The biblical God had an intention for mankind when he created it and this intention was for them not to sin. This is a false proposition. Read Genesis – the only intention of God that is mentioned in the Bible/Torah is that he created a man only to “work and take care” of the Garden of Eden. God created a slave, a mindless drone, a worker to maintain the garden for God. God had not defined any meaningful laws or regulations until after the Exodus – until then he punished and tortured countless generations of men for not complying with the rules that even God himself didn’t know existed.

God stacked the odds in favour of mankind? How so? He left a gullible, inexperienced and easily corruptible man – how else would you explain that a serpent was able to convince Eve in just two sentences to violate the prohibition of God – alone in the garden with a ascendant temptation: the tree of knowledge. It is the same as leaving a 4-year-old home alone with an open cookie-jar sitting in the middle of the room and expecting the child not to eat a single piece. Any intelligent entity will understand the consequences of such decision.

In the Bible, had man not sinned, the world wouldn’t have been corrupted. First, there were no rules to violate, why do we blame man for sinning? Second, the mankind and all its traits were created by God, why then God punishes mankind for it? Third, aside from having a garden-carrying slave, there are no other intentions of God mentioned in the Bible.

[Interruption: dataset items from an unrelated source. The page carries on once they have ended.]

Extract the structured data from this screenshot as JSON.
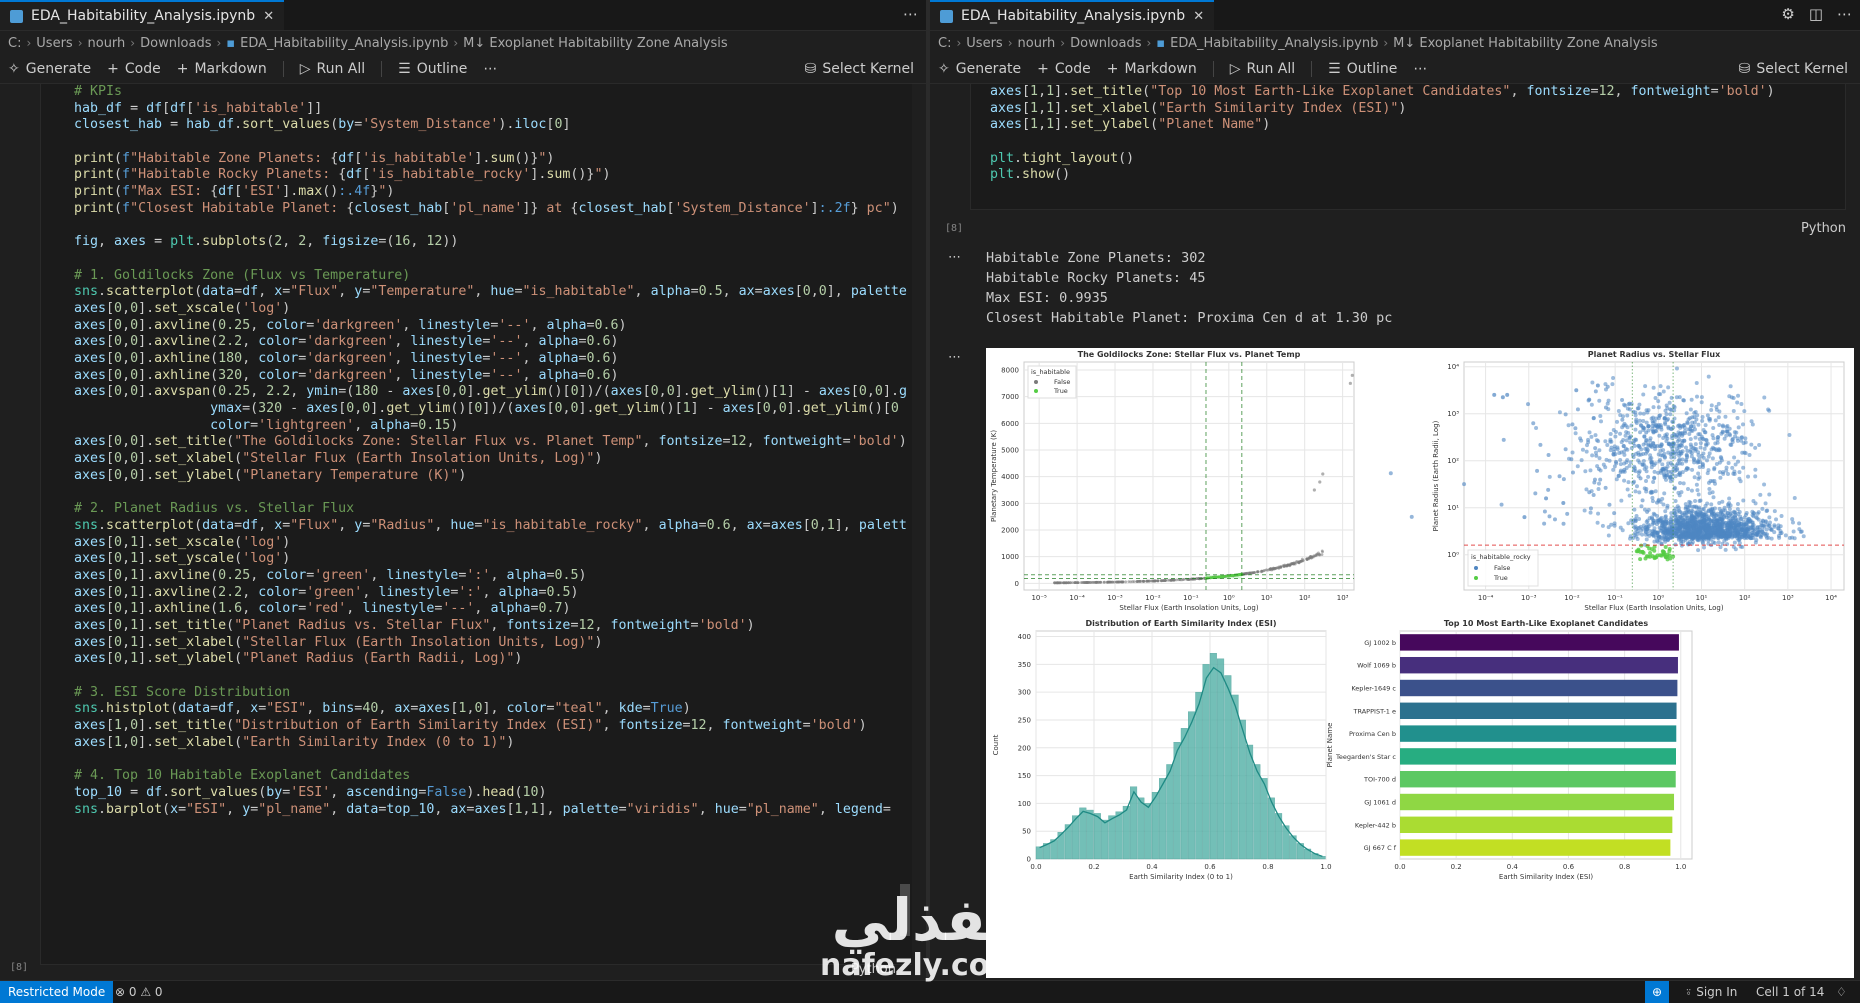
{
  "left": {
    "tab_title": "EDA_Habitability_Analysis.ipynb",
    "breadcrumb": [
      "C:",
      "Users",
      "nourh",
      "Downloads",
      "EDA_Habitability_Analysis.ipynb",
      "M↓ Exoplanet Habitability Zone Analysis"
    ],
    "toolbar": {
      "generate": "Generate",
      "code": "Code",
      "markdown": "Markdown",
      "run_all": "Run All",
      "outline": "Outline",
      "kernel": "Select Kernel"
    },
    "exec_count": "[8]",
    "lang": "Python"
  },
  "right": {
    "tab_title": "EDA_Habitability_Analysis.ipynb",
    "breadcrumb": [
      "C:",
      "Users",
      "nourh",
      "Downloads",
      "EDA_Habitability_Analysis.ipynb",
      "M↓ Exoplanet Habitability Zone Analysis"
    ],
    "toolbar": {
      "generate": "Generate",
      "code": "Code",
      "markdown": "Markdown",
      "run_all": "Run All",
      "outline": "Outline",
      "kernel": "Select Kernel"
    },
    "exec_count": "[8]",
    "lang": "Python",
    "output_lines": [
      "Habitable Zone Planets: 302",
      "Habitable Rocky Planets: 45",
      "Max ESI: 0.9935",
      "Closest Habitable Planet: Proxima Cen d at 1.30 pc"
    ]
  },
  "status": {
    "mode": "Restricted Mode",
    "problems": "⊗ 0 ⚠ 0",
    "sign_in": "Sign In",
    "cell": "Cell 1 of 14"
  },
  "watermark": {
    "arabic": "نفذلي",
    "latin": "nafezly.com"
  },
  "colors": {
    "accent": "#0078d4",
    "habitable": "#55cc44",
    "non_habitable": "#7a7a7a",
    "rocky_false": "#4f86c2",
    "hist": "#5bb4ab",
    "kde": "#1f8a84"
  },
  "chart_data": [
    {
      "type": "scatter",
      "title": "The Goldilocks Zone: Stellar Flux vs. Planet Temp",
      "xlabel": "Stellar Flux (Earth Insolation Units, Log)",
      "ylabel": "Planetary Temperature (K)",
      "x_scale": "log",
      "x_tick_labels": [
        "10⁻⁵",
        "10⁻⁴",
        "10⁻³",
        "10⁻²",
        "10⁻¹",
        "10⁰",
        "10¹",
        "10²",
        "10³"
      ],
      "y_ticks": [
        0,
        1000,
        2000,
        3000,
        4000,
        5000,
        6000,
        7000,
        8000
      ],
      "legend_title": "is_habitable",
      "legend": [
        "False",
        "True"
      ],
      "legend_position": "top-left",
      "vlines": [
        0.25,
        2.2
      ],
      "hlines": [
        180,
        320
      ],
      "outliers": [
        [
          180,
          3500
        ],
        [
          250,
          3800
        ],
        [
          300,
          4100
        ],
        [
          1600,
          7500
        ],
        [
          1800,
          7800
        ]
      ]
    },
    {
      "type": "scatter",
      "title": "Planet Radius vs. Stellar Flux",
      "xlabel": "Stellar Flux (Earth Insolation Units, Log)",
      "ylabel": "Planet Radius (Earth Radii, Log)",
      "x_scale": "log",
      "y_scale": "log",
      "x_tick_labels": [
        "10⁻⁴",
        "10⁻³",
        "10⁻²",
        "10⁻¹",
        "10⁰",
        "10¹",
        "10²",
        "10³",
        "10⁴"
      ],
      "y_tick_labels": [
        "10⁰",
        "10¹",
        "10²",
        "10³",
        "10⁴"
      ],
      "legend_title": "is_habitable_rocky",
      "legend": [
        "False",
        "True"
      ],
      "legend_position": "bottom-left",
      "vlines": [
        0.25,
        2.2
      ],
      "hline": 1.6
    },
    {
      "type": "bar",
      "title": "Distribution of Earth Similarity Index (ESI)",
      "xlabel": "Earth Similarity Index (0 to 1)",
      "ylabel": "Count",
      "x_ticks": [
        0.0,
        0.2,
        0.4,
        0.6,
        0.8,
        1.0
      ],
      "y_ticks": [
        0,
        50,
        100,
        150,
        200,
        250,
        300,
        350,
        400
      ],
      "bins": 40,
      "values": [
        22,
        28,
        35,
        48,
        62,
        78,
        92,
        88,
        82,
        70,
        78,
        85,
        95,
        130,
        110,
        100,
        120,
        145,
        170,
        210,
        235,
        265,
        300,
        350,
        370,
        360,
        330,
        295,
        250,
        205,
        170,
        145,
        110,
        82,
        60,
        42,
        28,
        18,
        10,
        5
      ]
    },
    {
      "type": "bar",
      "title": "Top 10 Most Earth-Like Exoplanet Candidates",
      "xlabel": "Earth Similarity Index (ESI)",
      "ylabel": "Planet Name",
      "x_ticks": [
        0.0,
        0.2,
        0.4,
        0.6,
        0.8,
        1.0
      ],
      "categories": [
        "GJ 1002 b",
        "Wolf 1069 b",
        "Kepler-1649 c",
        "TRAPPIST-1 e",
        "Proxima Cen b",
        "Teegarden's Star c",
        "TOI-700 d",
        "GJ 1061 d",
        "Kepler-442 b",
        "GJ 667 C f"
      ],
      "values": [
        0.9935,
        0.99,
        0.988,
        0.985,
        0.984,
        0.983,
        0.982,
        0.976,
        0.97,
        0.963
      ]
    }
  ]
}
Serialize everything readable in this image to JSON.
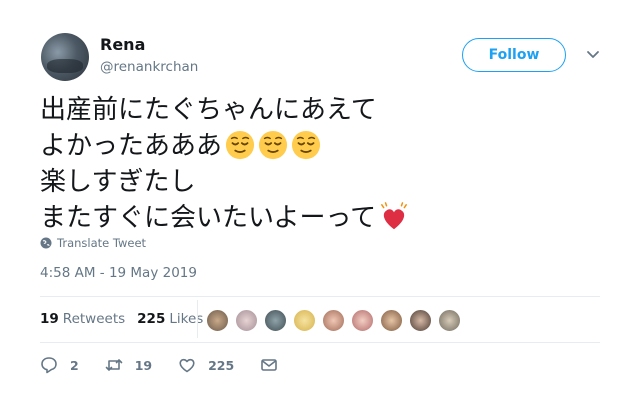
{
  "user": {
    "name": "Rena",
    "handle": "@renankrchan",
    "avatar_icon": "profile-photo"
  },
  "follow": {
    "label": "Follow",
    "accent": "#1da1f2"
  },
  "tweet": {
    "lines": [
      "出産前にたぐちゃんにあえて",
      "よかったあああ",
      "楽しすぎたし",
      "またすぐに会いたいよーって"
    ],
    "line2_emoji": "relieved-face-emoji",
    "line4_emoji": "beating-heart-emoji",
    "translate_label": "Translate Tweet",
    "timestamp": "4:58 AM - 19 May 2019"
  },
  "stats": {
    "retweets_count": "19",
    "retweets_label": "Retweets",
    "likes_count": "225",
    "likes_label": "Likes"
  },
  "actions": {
    "reply_count": "2",
    "retweet_count": "19",
    "like_count": "225"
  },
  "colors": {
    "text": "#14171a",
    "muted": "#657786",
    "border": "#e6ecf0"
  }
}
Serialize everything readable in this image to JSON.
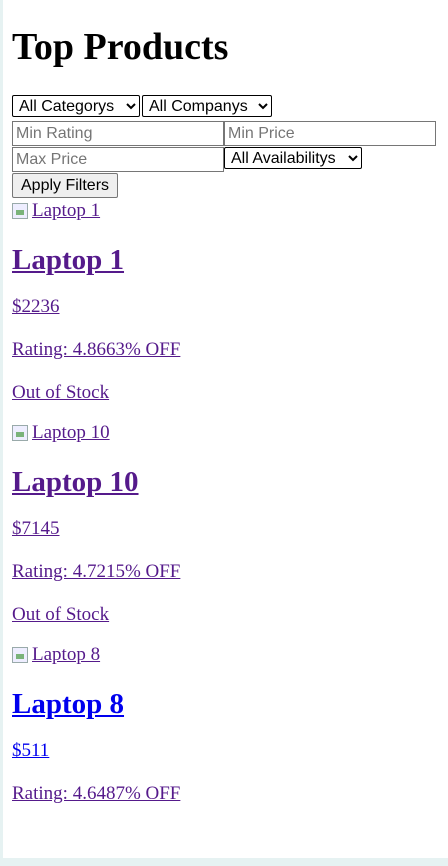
{
  "page": {
    "title": "Top Products"
  },
  "filters": {
    "category": "All Categorys",
    "company": "All Companys",
    "min_rating_placeholder": "Min Rating",
    "min_price_placeholder": "Min Price",
    "max_price_placeholder": "Max Price",
    "availability": "All Availabilitys",
    "apply_label": "Apply Filters"
  },
  "products": [
    {
      "image_alt": "Laptop 1",
      "name": "Laptop 1",
      "price": "$2236",
      "rating": "Rating: 4.8663% OFF",
      "stock": "Out of Stock"
    },
    {
      "image_alt": "Laptop 10",
      "name": "Laptop 10",
      "price": "$7145",
      "rating": "Rating: 4.7215% OFF",
      "stock": "Out of Stock"
    },
    {
      "image_alt": "Laptop 8",
      "name": "Laptop 8",
      "price": "$511",
      "rating": "Rating: 4.6487% OFF",
      "stock": ""
    }
  ]
}
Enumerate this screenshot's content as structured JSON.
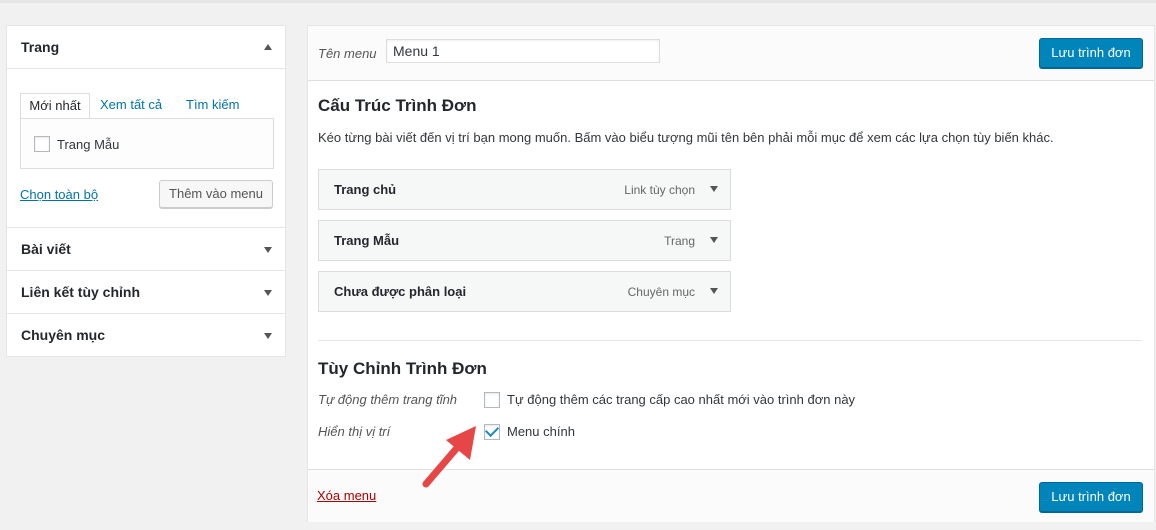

Intentions are borne from love? Love? Love? The picture of God that the Bible portrays can be described as anything, but love. There is injustice, lies, deception, sexism, jealousy, treason, torture, condemnation, countless homicides, infanticides and genocides, but there is no love in the Bible. For the crime of eating an apple, which was arranged by God, by the way, man and all his descendants are condemned eternal suffering. You call it “love”?

You attempt to contrast Allah to Yahweh, but there is no difference. Yahweh decided that torturing and killing his own son Jesus is the best way to showcase his love and mercy. He rewards otherwise undeserving Abraham merely for building altars to worship him. He is jealous of men honoring other Gods. He is afraid of mankind rising to his level (Genesis 3:22). No, Allah and Yahweh are not different.